カレナードはうっかり着て帰ったそれをトランクにしまい込んで二度と袖を通さなかった。
彼はマリラに扮した4日間もどこかにしまい込みたかった。最後にあのようなマリラに会わなければ、気分はいくらか楽だったのだが、それはかなわないことだった。
彼は石像のような冷たさが女王に戻って来たことを思うと、心が痛んだ。
それは生き脱ぎで消え去ったと思われたが、再びあの冷酷なまなざしを向けられるのが辛いのだった。そして、彼はマリラ本人もそれに苦しんでいる事を知らないでいた。
レポートの締切りはすぐに来た。
代筆の分も書きあげて、カレナードはコードの補習に取り組んだ。
新参訓練生は彼が情報部区画から無事に戻ってはきたものの、細く剃られた眉について、なにか拷問のたぐいを受けたに違いないと噂した。

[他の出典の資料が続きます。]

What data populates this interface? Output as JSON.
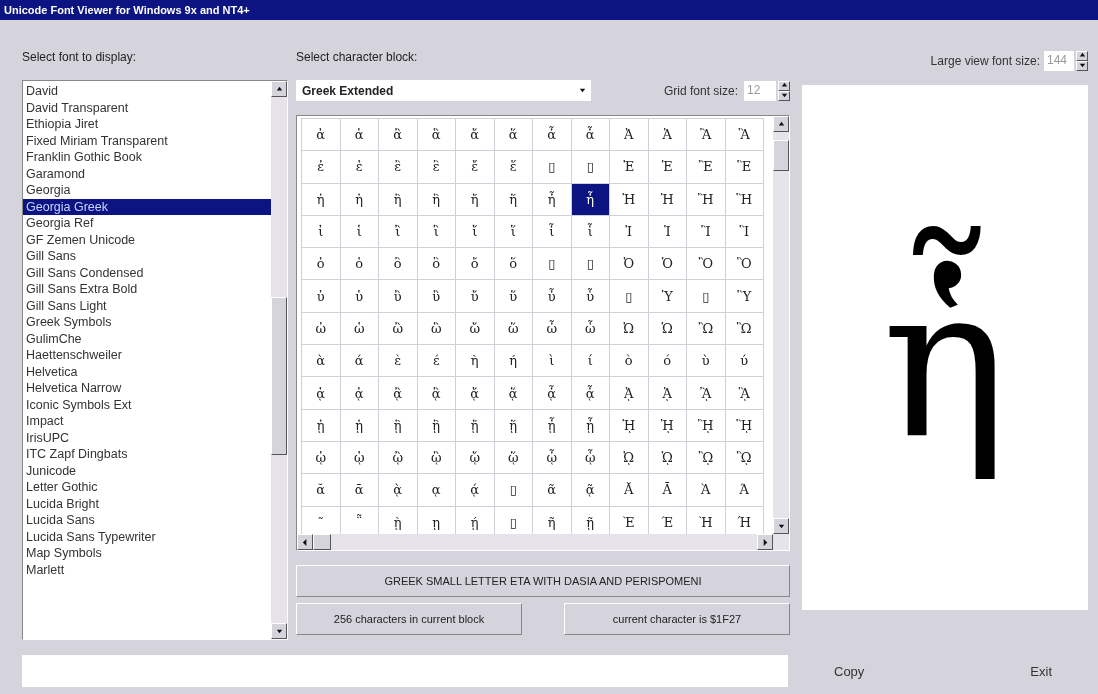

数日後、マイヨールがレポートの件でミシコとカレナードを呼び出した。
マイヨールのサロンはシェナンディ家の図書室と同じ匂いがした。カレナードは懐かしいフロリヤを思い出した。
「お互いに書けない内容のものを書く課題でしたが、あなた達は今回も打ち合わせをしましたか」
ミシコは特に繕うこともなく言った。
「そのことですが、先生。
僕達は同じテーマを違う立場から検討し、同じ結論のものを提出したようです。
ここに来る途中、カレナードと話していて初めて分かったのです」
歴史教師はバツの悪そうな2人の様子をよく見てから微笑んだ。それは歴史学者というより母親を思わせた。
「こんなおもしろい偶然はめったにないわよ。
オルシニバレ市の助産所の成立過程と誕生呪が起動コードであることをヴィザーツとアナザーアメリカンの両側から論じたレポートを同室の友人同士が書くなんて。
帰っていいわ。
そこのところを確かめたかっただけですから」
拍子抜けしたミシコだが、すぐに喜色満面で席を立った。カレナードは改めて質問したいことがあると言って残った。
ミシコがサロンを出ると、一息おいてから歴史教師に問いかけた。